Est-ce l’indice d’une âme tranquille ! Hier j’ai assisté , je devrais plutôt dire présider à une cérémonie qui méritait de passer à la postérité. Notre régiment vient encore d’être renforcé, mais cette fois pas de territoriaux. Tu dois te souvenir de ce que je t’ai dit de ces malheureux. Toutefois encadrée parmi les nôtres ils feront leur devoir comme nous, mais il était nécessaire de leur frapper l’imagination. Le colonel a réussi, au son du canon, bien entendu, non loin de la grande fosse sur laquelle j’ai apposé l’épitaphe que tu sais. Le colonel a réuni ses territoriaux en armes, en carré dont un côté ouvert occupés par moi et ma garde.
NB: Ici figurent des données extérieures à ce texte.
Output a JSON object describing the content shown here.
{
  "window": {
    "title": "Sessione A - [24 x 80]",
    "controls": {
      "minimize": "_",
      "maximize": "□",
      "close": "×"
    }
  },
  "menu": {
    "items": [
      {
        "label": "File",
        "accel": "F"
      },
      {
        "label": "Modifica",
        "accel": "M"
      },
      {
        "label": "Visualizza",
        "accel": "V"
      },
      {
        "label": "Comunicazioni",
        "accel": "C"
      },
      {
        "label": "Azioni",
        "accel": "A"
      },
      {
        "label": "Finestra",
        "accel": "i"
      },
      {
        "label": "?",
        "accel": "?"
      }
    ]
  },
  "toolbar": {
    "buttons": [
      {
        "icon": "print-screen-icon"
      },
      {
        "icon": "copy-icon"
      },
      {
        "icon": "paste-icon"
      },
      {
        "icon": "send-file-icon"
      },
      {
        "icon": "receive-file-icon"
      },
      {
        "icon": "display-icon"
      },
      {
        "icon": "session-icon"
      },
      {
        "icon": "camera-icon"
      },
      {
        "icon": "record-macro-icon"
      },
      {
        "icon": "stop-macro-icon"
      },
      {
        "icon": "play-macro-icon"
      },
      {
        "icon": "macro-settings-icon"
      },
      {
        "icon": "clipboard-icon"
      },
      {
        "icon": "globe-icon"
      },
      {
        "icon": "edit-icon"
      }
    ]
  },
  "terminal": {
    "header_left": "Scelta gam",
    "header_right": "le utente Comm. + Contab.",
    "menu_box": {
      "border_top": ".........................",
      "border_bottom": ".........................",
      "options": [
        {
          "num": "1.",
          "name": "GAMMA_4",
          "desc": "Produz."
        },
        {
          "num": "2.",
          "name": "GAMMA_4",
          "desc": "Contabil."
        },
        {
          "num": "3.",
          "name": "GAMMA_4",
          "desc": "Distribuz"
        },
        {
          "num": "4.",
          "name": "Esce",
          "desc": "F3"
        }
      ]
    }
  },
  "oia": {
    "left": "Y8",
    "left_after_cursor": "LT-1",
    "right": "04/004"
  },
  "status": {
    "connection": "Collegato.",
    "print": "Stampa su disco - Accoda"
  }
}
Il m’est impossible de répéter l’allocution du colonel, il leur a fait passer l’arme dans la main gauche et jurer en levant la main droite qu’ils défendraient le drapeaux « troué par la mitraille » ce qui est vrai chérie, jusqu’à la mort. Ça vois-tu, ça ne s’écrit pas, ça ne peut pas se raconter. Figure-toi un terrain plat sans fin, garni de moulins à vent immobiles, intacts ou consumés par l’incendie, des aéroplanes dans l’air, le mugissement des obus au-dessus de notre tête et un homme, un homme à la voix de tonnerre qui pérore au milieu d’un carré composé de types aux cheveux gris pour la plupart, tandis qu’une loque, ( car le drapeau à présent, frappé étant troué par un éclat d’obus est déchiré) tandis que vers cette loque ces hommes tendent le bras en hurlant : je le jure ! Ah ! Que c’était magnifique ! Le beau soleil qu’il faisait, je t’en parlais dans ma lettre d’hier, s’est obscurci le soir et de ma vie je n’ai entendu l’eau tomber avec une pareille force. Mais, j’avais encore la chance d’être à l’abri. Quant à nos hommes dans les tranchées peu ont été mouillés car ils se sont ingénié à faire de ces tranchées de véritables habitations couvertes. Comme les prussiens ils n’ont qu’un trou pour passer leurs fusils et viser et il faut être malin, à présent pour les attraper. Nous avons assez de 3000 perdus et de cinquante officiers au 37e ! !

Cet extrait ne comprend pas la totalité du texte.